ParquetFrame provides several ways to optimize the context provided to the LLM, improving accuracy and efficiency.

1. Multi-Step Reasoning (use_multi_step)

For complex schemas with many tables, enabling multi-step reasoning helps the LLM focus on relevant information.

agent = LLMAgent(use_multi_step=True)
# The agent first identifies relevant tables, then generates SQL.

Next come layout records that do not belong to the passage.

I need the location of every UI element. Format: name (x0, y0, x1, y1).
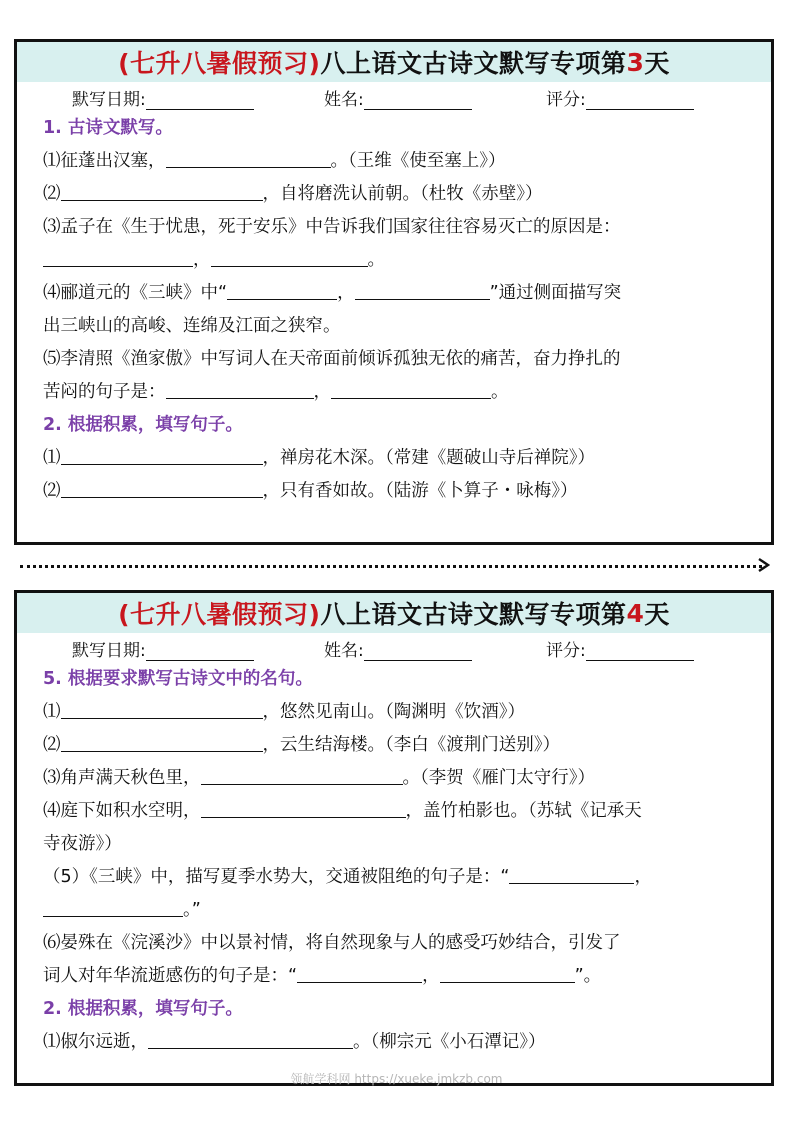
answer-blank[interactable] (166, 149, 331, 168)
question-line: ， 。 (43, 244, 751, 277)
day3-title (17, 42, 771, 82)
question-line: 出三峡山的高峻、连绵及江面之狭窄。 (43, 316, 341, 336)
answer-blank[interactable] (61, 733, 263, 752)
day3-meta-row (17, 82, 771, 112)
section-heading: 2. 根据积累，填写句子。 (43, 999, 243, 1019)
name-label: 姓名: (324, 640, 364, 661)
day3-questions (17, 112, 771, 508)
question-line: ⑸李清照《渔家傲》中写词人在天帝面前倾诉孤独无依的痛苦，奋力挣扎的 (43, 349, 621, 369)
answer-blank[interactable] (509, 865, 634, 884)
day4-questions (17, 663, 771, 1059)
day4-title (17, 593, 771, 633)
score-field[interactable] (586, 93, 694, 110)
day4-title-number: 4 (626, 598, 645, 628)
answer-blank[interactable] (440, 964, 575, 983)
answer-blank[interactable] (201, 766, 403, 785)
score-field[interactable] (586, 644, 694, 661)
question-line: （5）《三峡》中，描写夏季水势大，交通被阻绝的句子是：“ ， (43, 867, 652, 887)
answer-blank[interactable] (43, 898, 183, 917)
answer-blank[interactable] (227, 281, 337, 300)
question-line: ⑹晏殊在《浣溪沙》中以景衬情，将自然现象与人的感受巧妙结合，引发了 (43, 933, 621, 953)
answer-blank[interactable] (148, 1030, 353, 1049)
question-line: 词人对年华流逝感伤的句子是：“ ， ”。 (43, 966, 602, 986)
answer-blank[interactable] (331, 380, 491, 399)
day4-title-prefix: (七升八暑假预习) (118, 600, 321, 629)
day3-title-suffix: 天 (644, 49, 670, 78)
score-label: 评分: (546, 640, 586, 661)
answer-blank[interactable] (355, 281, 490, 300)
answer-blank[interactable] (211, 248, 368, 267)
question-line: ⑵ ，云生结海楼。（李白《渡荆门送别》） (43, 735, 560, 755)
worksheet-day3 (14, 39, 774, 545)
day4-title-main: 八上语文古诗文默写专项第 (320, 600, 627, 629)
answer-blank[interactable] (43, 248, 193, 267)
date-label: 默写日期: (72, 89, 146, 110)
question-line: ⑴ ，悠然见南山。（陶渊明《饮酒》） (43, 702, 525, 722)
watermark-footer: 领航学科网 https://xueke.jmkzb.com (290, 1072, 503, 1086)
date-label: 默写日期: (72, 640, 146, 661)
section-heading: 5. 根据要求默写古诗文中的名句。 (43, 669, 313, 689)
score-label: 评分: (546, 89, 586, 110)
section-heading: 1. 古诗文默写。 (43, 118, 173, 138)
question-line: ⑴俶尔远逝， 。（柳宗元《小石潭记》） (43, 1032, 546, 1052)
question-line: 苦闷的句子是： ， 。 (43, 382, 509, 402)
question-line: ⑶角声满天秋色里， 。（李贺《雁门太守行》） (43, 768, 595, 788)
day3-title-main: 八上语文古诗文默写专项第 (320, 49, 627, 78)
answer-blank[interactable] (61, 446, 263, 465)
question-line: 。” (43, 894, 751, 927)
day4-meta-row (17, 633, 771, 663)
arrow-right-icon (756, 558, 770, 572)
date-field[interactable] (146, 644, 254, 661)
day3-title-prefix: (七升八暑假预习) (118, 49, 321, 78)
day4-title-suffix: 天 (644, 600, 670, 629)
question-line: ⑷庭下如积水空明， ，盖竹柏影也。（苏轼《记承天 (43, 801, 642, 821)
day3-title-number: 3 (626, 47, 645, 77)
question-line: ⑴征蓬出汉塞， 。（王维《使至塞上》） (43, 151, 506, 171)
question-line: ⑶孟子在《生于忧患，死于安乐》中告诉我们国家往往容易灭亡的原因是： (43, 217, 621, 237)
worksheet-day4 (14, 590, 774, 1086)
question-line: 寺夜游》） (43, 834, 122, 854)
name-field[interactable] (364, 93, 472, 110)
question-line: ⑴ ，禅房花木深。（常建《题破山寺后禅院》） (43, 448, 595, 468)
answer-blank[interactable] (166, 380, 314, 399)
answer-blank[interactable] (61, 700, 263, 719)
section-heading: 2. 根据积累，填写句子。 (43, 415, 243, 435)
answer-blank[interactable] (61, 479, 263, 498)
question-line: ⑵ ，自将磨洗认前朝。（杜牧《赤壁》） (43, 184, 543, 204)
question-line: ⑵ ，只有香如故。（陆游《卜算子・咏梅》） (43, 481, 578, 501)
answer-blank[interactable] (201, 799, 406, 818)
name-label: 姓名: (324, 89, 364, 110)
date-field[interactable] (146, 93, 254, 110)
answer-blank[interactable] (61, 182, 263, 201)
dotted-divider (20, 565, 762, 568)
question-line: ⑷郦道元的《三峡》中“ ， ”通过侧面描写突 (43, 283, 622, 303)
answer-blank[interactable] (297, 964, 422, 983)
name-field[interactable] (364, 644, 472, 661)
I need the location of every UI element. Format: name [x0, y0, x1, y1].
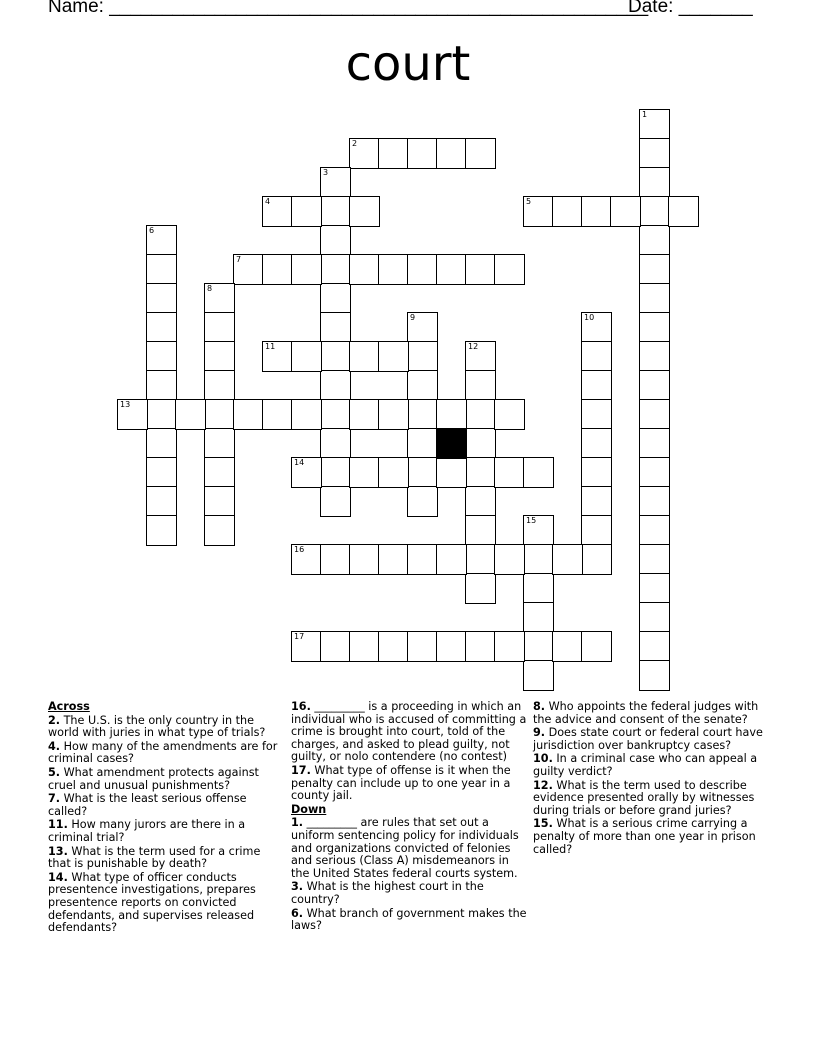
grid-cell[interactable] [465, 254, 496, 285]
grid-cell[interactable] [639, 254, 670, 285]
date-field[interactable]: Date: _______ [628, 0, 753, 17]
grid-cell[interactable] [204, 428, 235, 459]
grid-cell[interactable] [204, 515, 235, 546]
grid-cell[interactable] [639, 515, 670, 546]
clue-number-label: 7 [236, 255, 242, 264]
clue-text: What is the highest court in the country? [291, 880, 484, 906]
grid-cell[interactable] [146, 341, 177, 372]
clue-number-label: 11 [265, 342, 276, 351]
clue-across-5 [48, 767, 280, 792]
grid-cell[interactable] [465, 399, 496, 430]
grid-cell[interactable] [465, 573, 496, 604]
grid-cell[interactable] [581, 631, 612, 662]
grid-cell[interactable] [465, 341, 496, 372]
clue-number: 16. [291, 700, 311, 713]
grid-cell[interactable] [639, 544, 670, 575]
grid-cell[interactable] [378, 341, 409, 372]
grid-cell[interactable] [233, 254, 264, 285]
clue-text: What is the least serious offense called? [48, 792, 247, 818]
grid-cell[interactable] [639, 109, 670, 140]
clues-column-3 [533, 701, 769, 857]
grid-cell[interactable] [610, 196, 641, 227]
grid-cell[interactable] [639, 225, 670, 256]
grid-cell[interactable] [465, 515, 496, 546]
clue-number: 3. [291, 880, 304, 894]
grid-cell[interactable] [581, 457, 612, 488]
clue-number: 9. [533, 726, 546, 740]
clue-across-16 [291, 701, 527, 764]
grid-cell[interactable] [349, 631, 380, 662]
grid-cell[interactable] [639, 631, 670, 662]
clue-text: _________ is a proceeding in which an individual who is accused of committing a crime is brought into court, told of the charges, and asked to plead guilty, not guilty, or nolo contendere (no contest) [291, 700, 527, 764]
grid-cell[interactable] [639, 486, 670, 517]
grid-cell[interactable] [465, 370, 496, 401]
grid-cell[interactable] [204, 341, 235, 372]
grid-cell[interactable] [668, 196, 699, 227]
grid-cell[interactable] [320, 283, 351, 314]
grid-cell[interactable] [262, 254, 293, 285]
grid-cell[interactable] [378, 544, 409, 575]
grid-cell[interactable] [581, 544, 612, 575]
grid-cell[interactable] [146, 457, 177, 488]
grid-cell[interactable] [639, 196, 670, 227]
grid-cell[interactable] [436, 254, 467, 285]
clue-text: Does state court or federal court have jurisdiction over bankruptcy cases? [533, 726, 763, 752]
grid-cell[interactable] [639, 660, 670, 691]
grid-cell[interactable] [407, 312, 438, 343]
grid-cell[interactable] [378, 254, 409, 285]
clue-number: 11. [48, 818, 68, 832]
grid-cell[interactable] [204, 486, 235, 517]
grid-cell[interactable] [523, 196, 554, 227]
grid-cell[interactable] [407, 631, 438, 662]
clue-number: 10. [533, 752, 553, 766]
grid-cell[interactable] [175, 399, 206, 430]
grid-cell[interactable] [436, 138, 467, 169]
grid-cell[interactable] [146, 399, 177, 430]
grid-cell[interactable] [320, 399, 351, 430]
grid-cell[interactable] [581, 312, 612, 343]
grid-cell[interactable] [407, 399, 438, 430]
grid-cell[interactable] [639, 341, 670, 372]
clue-number: 5. [48, 765, 61, 779]
grid-cell[interactable] [494, 631, 525, 662]
grid-cell[interactable] [639, 167, 670, 198]
grid-cell[interactable] [581, 515, 612, 546]
clue-number-label: 4 [265, 197, 271, 206]
grid-cell[interactable] [407, 428, 438, 459]
grid-cell[interactable] [204, 312, 235, 343]
clue-across-14 [48, 872, 280, 935]
grid-cell[interactable] [204, 457, 235, 488]
grid-cell[interactable] [349, 196, 380, 227]
clue-text: The U.S. is the only country in the world with juries in what type of trials? [48, 713, 266, 740]
clue-number: 14. [48, 870, 68, 884]
clue-number-label: 1 [642, 110, 648, 119]
grid-cell[interactable] [349, 457, 380, 488]
grid-cell[interactable] [523, 631, 554, 662]
grid-cell[interactable] [639, 370, 670, 401]
clue-number: 12. [533, 778, 553, 792]
grid-cell[interactable] [407, 254, 438, 285]
grid-cell[interactable] [465, 457, 496, 488]
grid-cell[interactable] [436, 631, 467, 662]
grid-cell[interactable] [523, 660, 554, 691]
grid-cell[interactable] [320, 167, 351, 198]
grid-cell[interactable] [349, 544, 380, 575]
clue-number-label: 10 [584, 313, 595, 322]
grid-cell[interactable] [349, 399, 380, 430]
grid-cell[interactable] [494, 457, 525, 488]
clue-across-13 [48, 846, 280, 871]
clue-number: 13. [48, 844, 68, 858]
grid-cell[interactable] [639, 138, 670, 169]
grid-cell[interactable] [552, 631, 583, 662]
grid-cell[interactable] [378, 631, 409, 662]
grid-cell[interactable] [233, 399, 264, 430]
clue-text: How many jurors are there in a criminal trial? [48, 818, 246, 844]
grid-cell[interactable] [291, 196, 322, 227]
grid-cell[interactable] [407, 370, 438, 401]
clue-number-label: 2 [352, 139, 358, 148]
clue-down-8 [533, 701, 769, 726]
grid-cell[interactable] [146, 225, 177, 256]
clue-number: 1. [291, 816, 304, 830]
clue-down-6 [291, 908, 527, 933]
clue-number-label: 5 [526, 197, 532, 206]
clue-number-label: 13 [120, 400, 131, 409]
clue-text: What is the term used for a crime that is punishable by death? [48, 844, 261, 871]
grid-cell[interactable] [320, 428, 351, 459]
grid-cell[interactable] [146, 283, 177, 314]
grid-cell[interactable] [291, 341, 322, 372]
grid-cell[interactable] [349, 341, 380, 372]
grid-cell[interactable] [465, 631, 496, 662]
grid-cell[interactable] [204, 283, 235, 314]
clue-text: Who appoints the federal judges with the advice and consent of the senate? [533, 700, 759, 726]
grid-cell[interactable] [523, 457, 554, 488]
grid-cell[interactable] [639, 602, 670, 633]
grid-cell[interactable] [523, 544, 554, 575]
clues-column-1 [48, 701, 280, 936]
clue-across-7 [48, 793, 280, 818]
grid-cell[interactable] [320, 631, 351, 662]
grid-cell[interactable] [581, 428, 612, 459]
across-heading: Across [48, 700, 90, 713]
clue-number-label: 12 [468, 342, 479, 351]
grid-cell[interactable] [320, 544, 351, 575]
grid-cell[interactable] [581, 196, 612, 227]
grid-cell[interactable] [465, 138, 496, 169]
clue-number-label: 15 [526, 516, 537, 525]
grid-cell[interactable] [639, 312, 670, 343]
grid-cell[interactable] [146, 254, 177, 285]
grid-cell[interactable] [262, 196, 293, 227]
grid-cell[interactable] [639, 283, 670, 314]
grid-cell[interactable] [117, 399, 148, 430]
clue-number: 7. [48, 792, 61, 806]
grid-cell[interactable] [320, 341, 351, 372]
grid-cell[interactable] [349, 254, 380, 285]
page-title: court [345, 36, 471, 92]
grid-cell[interactable] [146, 312, 177, 343]
clue-text: What is a serious crime carrying a penalty of more than one year in prison called? [533, 817, 756, 856]
clues-column-2 [291, 701, 527, 934]
grid-cell[interactable] [639, 457, 670, 488]
grid-cell[interactable] [378, 457, 409, 488]
grid-cell[interactable] [465, 486, 496, 517]
grid-cell[interactable] [639, 428, 670, 459]
clue-number: 2. [48, 713, 61, 727]
grid-cell[interactable] [320, 225, 351, 256]
grid-cell[interactable] [494, 544, 525, 575]
grid-cell[interactable] [436, 399, 467, 430]
grid-cell[interactable] [146, 515, 177, 546]
grid-cell[interactable] [581, 486, 612, 517]
clue-number: 8. [533, 700, 546, 713]
grid-cell[interactable] [407, 457, 438, 488]
clue-down-9 [533, 727, 769, 752]
clue-number-label: 16 [294, 545, 305, 554]
grid-cell[interactable] [146, 486, 177, 517]
grid-cell[interactable] [581, 341, 612, 372]
clue-text: What branch of government makes the laws? [291, 906, 527, 933]
grid-cell[interactable] [523, 515, 554, 546]
grid-cell[interactable] [262, 341, 293, 372]
grid-cell[interactable] [407, 341, 438, 372]
clue-text: What type of offense is it when the penalty can include up to one year in a county jail. [291, 763, 511, 803]
clue-number: 15. [533, 817, 553, 831]
grid-cell[interactable] [291, 399, 322, 430]
clue-number: 17. [291, 763, 311, 777]
grid-cell[interactable] [494, 399, 525, 430]
grid-cell[interactable] [262, 399, 293, 430]
clue-text: How many of the amendments are for criminal cases? [48, 739, 278, 766]
clue-text: What type of officer conducts presentence investigations, prepares presentence reports on convicted defendants, and supervises released defendants? [48, 870, 256, 935]
grid-cell[interactable] [436, 544, 467, 575]
grid-cell[interactable] [378, 399, 409, 430]
grid-cell[interactable] [291, 254, 322, 285]
clue-number: 4. [48, 739, 61, 753]
grid-cell[interactable] [639, 573, 670, 604]
grid-cell[interactable] [436, 457, 467, 488]
clue-text: _________ are rules that set out a uniform sentencing policy for individuals and organizations convicted of felonies and serious (Class A) misdemeanors in the United States federal courts system. [291, 816, 519, 880]
grid-cell[interactable] [523, 602, 554, 633]
clue-down-10 [533, 753, 769, 778]
grid-cell[interactable] [465, 428, 496, 459]
grid-cell[interactable] [320, 370, 351, 401]
black-cell [436, 428, 467, 459]
grid-cell[interactable] [407, 544, 438, 575]
grid-cell[interactable] [407, 486, 438, 517]
grid-cell[interactable] [320, 196, 351, 227]
clue-text: What is the term used to describe evidence presented orally by witnesses during trials or before grand juries? [533, 778, 755, 817]
clue-number-label: 3 [323, 168, 329, 177]
grid-cell[interactable] [204, 370, 235, 401]
grid-cell[interactable] [291, 457, 322, 488]
clue-across-11 [48, 819, 280, 844]
clue-number-label: 14 [294, 458, 305, 467]
clue-number-label: 9 [410, 313, 416, 322]
grid-cell[interactable] [407, 138, 438, 169]
grid-cell[interactable] [523, 573, 554, 604]
down-heading: Down [291, 802, 327, 816]
grid-cell[interactable] [291, 544, 322, 575]
grid-cell[interactable] [378, 138, 409, 169]
clue-down-1 [291, 817, 527, 880]
grid-cell[interactable] [320, 457, 351, 488]
grid-cell[interactable] [204, 399, 235, 430]
clue-number-label: 8 [207, 284, 213, 293]
clue-across-17 [291, 765, 527, 803]
clue-number-label: 17 [294, 632, 305, 641]
grid-cell[interactable] [146, 370, 177, 401]
grid-cell[interactable] [146, 428, 177, 459]
grid-cell[interactable] [552, 196, 583, 227]
clue-down-15 [533, 818, 769, 856]
clue-across-2 [48, 715, 280, 740]
grid-cell[interactable] [320, 312, 351, 343]
clue-text: In a criminal case who can appeal a guilty verdict? [533, 752, 758, 778]
grid-cell[interactable] [494, 254, 525, 285]
grid-cell[interactable] [349, 138, 380, 169]
grid-cell[interactable] [581, 370, 612, 401]
clue-across-4 [48, 741, 280, 766]
name-field[interactable]: Name: ___________________________________________________ [48, 0, 649, 17]
grid-cell[interactable] [320, 254, 351, 285]
clue-number: 6. [291, 906, 304, 920]
grid-cell[interactable] [320, 486, 351, 517]
grid-cell[interactable] [552, 544, 583, 575]
clue-number-label: 6 [149, 226, 155, 235]
grid-cell[interactable] [639, 399, 670, 430]
clue-down-12 [533, 780, 769, 818]
grid-cell[interactable] [291, 631, 322, 662]
clue-text: What amendment protects against cruel and unusual punishments? [48, 765, 259, 792]
grid-cell[interactable] [465, 544, 496, 575]
grid-cell[interactable] [581, 399, 612, 430]
clue-down-3 [291, 881, 527, 906]
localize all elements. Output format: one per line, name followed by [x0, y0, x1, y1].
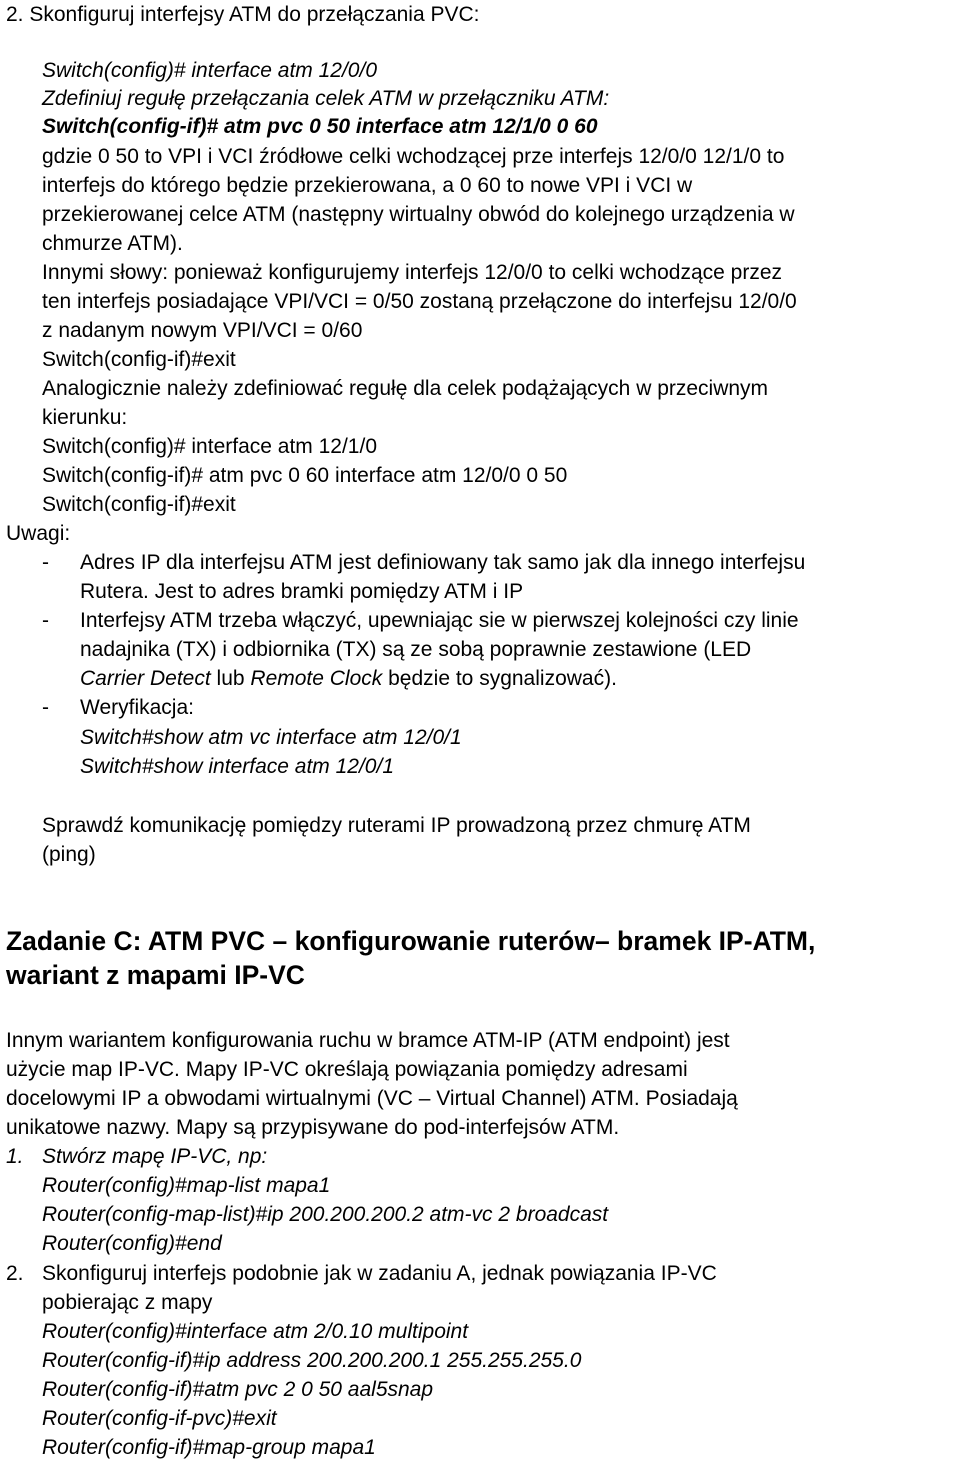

2. Custom Examples (add_custom_example)

Provide domain-specific examples to teach the LLM how to handle particular query patterns or terminology.

agent.add_custom_example(
    question="show me high value customers",
    sql="SELECT customer_id, total_spent FROM customers WHERE total_spent > 10000 ORDER BY total_spent DESC"
)

3. Temperature and Max Retries

  • temperature: Controls the randomness of the LLM's output. Lower values (e.g., 0.0-0.1) lead to more deterministic and focused SQL generation, ideal for production. Higher values (e.g., 0.2-0.5) can be useful for exploratory analysis where more creative interpretations are desired.
  • max_retries: Configures the number of times the LLM will attempt to self-correct a failed query. A higher number increases resilience but can increase latency.

Handling Complex Queries

For very complex analytical questions, it's often more effective to break them down into smaller, manageable steps:

  1. Decompose: Break the complex question into a series of simpler questions.
  2. Iterate: Generate and execute queries for each sub-question sequentially.
  3. Combine: Use ParquetFrame's DataFrame operations to combine the results of the sub-queries.

Troubleshooting Common Issues

  • Incorrect Column/Table Names: Double-check your schema using \describe <table> in the CLI. Ensure your prompt uses the exact names.
  • Ambiguous Questions: If the LLM generates an unexpected query, try to rephrase your question with more specific details or constraints.
  • Syntax Errors: If the generated SQL has syntax errors, the self-correction mechanism should kick in. If it persists, simplify the prompt or provide custom examples.
  • Performance Issues: Refer to the Performance Guide and Troubleshooting section in Natural Language Queries for tips on optimizing LLM performance and query execution.